The way Douglas Owens-Pike sees it, people can spend less time and money on their landscaping, all the while creating more beautiful, resilient yards. They can reduce their grass-cutting and their use of inputs and yet be more confident in their garden’s well-being and ability to withstand the challenges of severe weather events like record-breaking snow in April or extreme heat waves in August. People just need to think beyond turf grass and foundation plantings, with a little help from someone knowledgeable in sustainable land care.
“You can become a grower instead of a mower,” this eco-landscaping expert says pithily, and will gladly share the benefits of this approach, including creating native habitat that attracts songbirds, bees and butterflies, and installing landscape features like raingardens and swales that divert storm water from polluting our lakes and streams.
Owens-Pike recently joined Metro Blooms staff to lead the development of the Blue Thumb Sustainable Landcare training program, which teaches people maintenance skills in ecological gardening. Among other things, he is preparing educational materials on alternative turf, training Conservation Corps and other youth crews in plant identification and vegetation management, and talking to property owners about managing native plants and invasives in their raingardens. “It’s part of the education process, to learn what needs to be controlled and what needs to be nurtured,” he says.
Though he joined the staff only recently, Owens-Pike has long been a familiar presence at Metro Blooms and within the local native and sustainable landscape community. He won a gardening award in 1995 from Metro Blooms for his home garden. Aside from being beautiful, his garden was built on sustainable principles, deliberately using native plants to create habitat—rather uncommon for the time. He has served on Blue Thumb’s steering committee and, more recently, on Metro Blooms’ board of directors.
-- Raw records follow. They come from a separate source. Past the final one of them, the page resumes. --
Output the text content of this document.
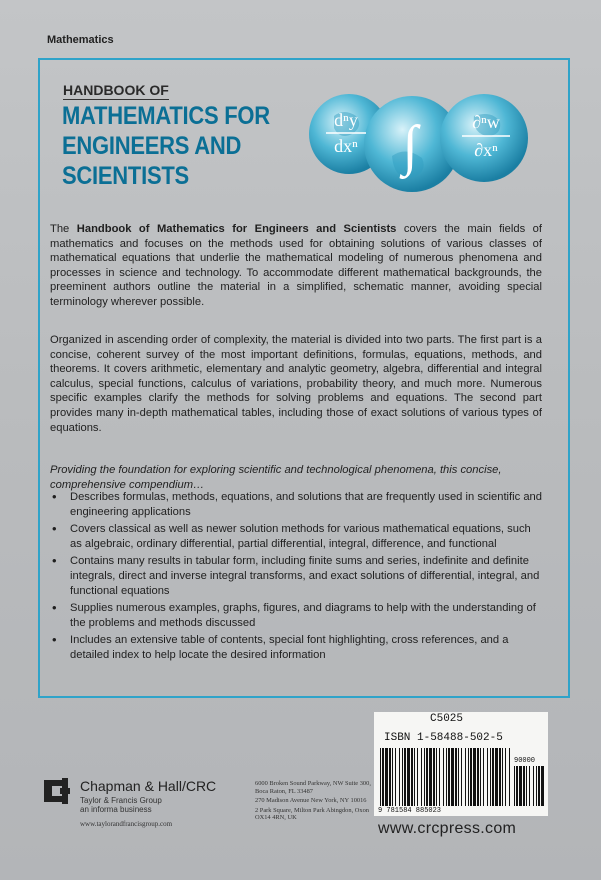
Mathematics
HANDBOOK OF
MATHEMATICS FOR
ENGINEERS AND
SCIENTISTS
dⁿy
dxⁿ ∫	∂ⁿw
∂xⁿ
The Handbook of Mathematics for Engineers and Scientists covers the main fields of mathematics and focuses on the methods used for obtaining solutions of various classes of mathematical equations that underlie the mathematical modeling of numerous phenomena and processes in science and technology. To accommodate different mathematical backgrounds, the preeminent authors outline the material in a simplified, schematic manner, avoiding special terminology wherever possible.
Organized in ascending order of complexity, the material is divided into two parts. The first part is a concise, coherent survey of the most important definitions, formulas, equations, methods, and theorems. It covers arithmetic, elementary and analytic geometry, algebra, differential and integral calculus, special functions, calculus of variations, probability theory, and much more. Numerous specific examples clarify the methods for solving problems and equations. The second part provides many in-depth mathematical tables, including those of exact solutions of various types of equations.
Providing the foundation for exploring scientific and technological phenomena, this concise, comprehensive compendium…
• Describes formulas, methods, equations, and solutions that are frequently used in scientific and engineering applications
• Covers classical as well as newer solution methods for various mathematical equations, such as algebraic, ordinary differential, partial differential, integral, difference, and functional
• Contains many results in tabular form, including finite sums and series, indefinite and definite integrals, direct and inverse integral transforms, and exact solutions of differential, integral, and functional equations
• Supplies numerous examples, graphs, figures, and diagrams to help with the understanding of the problems and methods discussed
• Includes an extensive table of contents, special font highlighting, cross references, and a detailed index to help locate the desired information
Chapman & Hall/CRC
Taylor & Francis Group
an informa business
www.taylorandfrancisgroup.com
6000 Broken Sound Parkway, NW Suite 300, Boca Raton, FL 33487
270 Madison Avenue New York, NY 10016
2 Park Square, Milton Park Abingdon, Oxon OX14 4RN, UK
C5025
ISBN 1-58488-502-5
90000
9 781584 885023
www.crcpress.com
Owens-Pike also has decades of field experience and knowledge. He has a master’s degree in plant ecology from University of Washington. For 27 years he owned EnergyScapes, an eco-landscaping business. These days he is transforming an old farm in Wisconsin into a sort of outdoor lab, with raingarden demonstration areas and a passive solar home and greenhouse. With support from a USDA EQIP grant, he is turning several acres into pollinator meadows, using native flowers and grasses, and he keeps bees there. He has also written Beautifully Sustainable, a compact book that gives practical knowledge about making your landscaping more sustainable while creating less work for yourself.
As an educator, Owens-Pike likes teaching people specific ways to achieve sustainable goals. For example, he recommends locating trees and shrubs very deliberately on your property to create windbreaks in the winter and shade in the summer, saving on energy bills. He also urges people not to cut their grass so short because short blades stress the plants and allow the ground to heat up more. Future plans include starting an “invasive plant of the week” blog, complete with pictures, that focuses on which plant species deserve top priority given current plant maturity, across the metro region.
Owens-Pike is optimistic about landscaping for sustainability in Minneapolis and other cities. “There’s a tremendous groundswell of interest and effort underway in urban areas,” he says. Metro Blooms, and Douglas himself, are thrilled to be a part of this movement.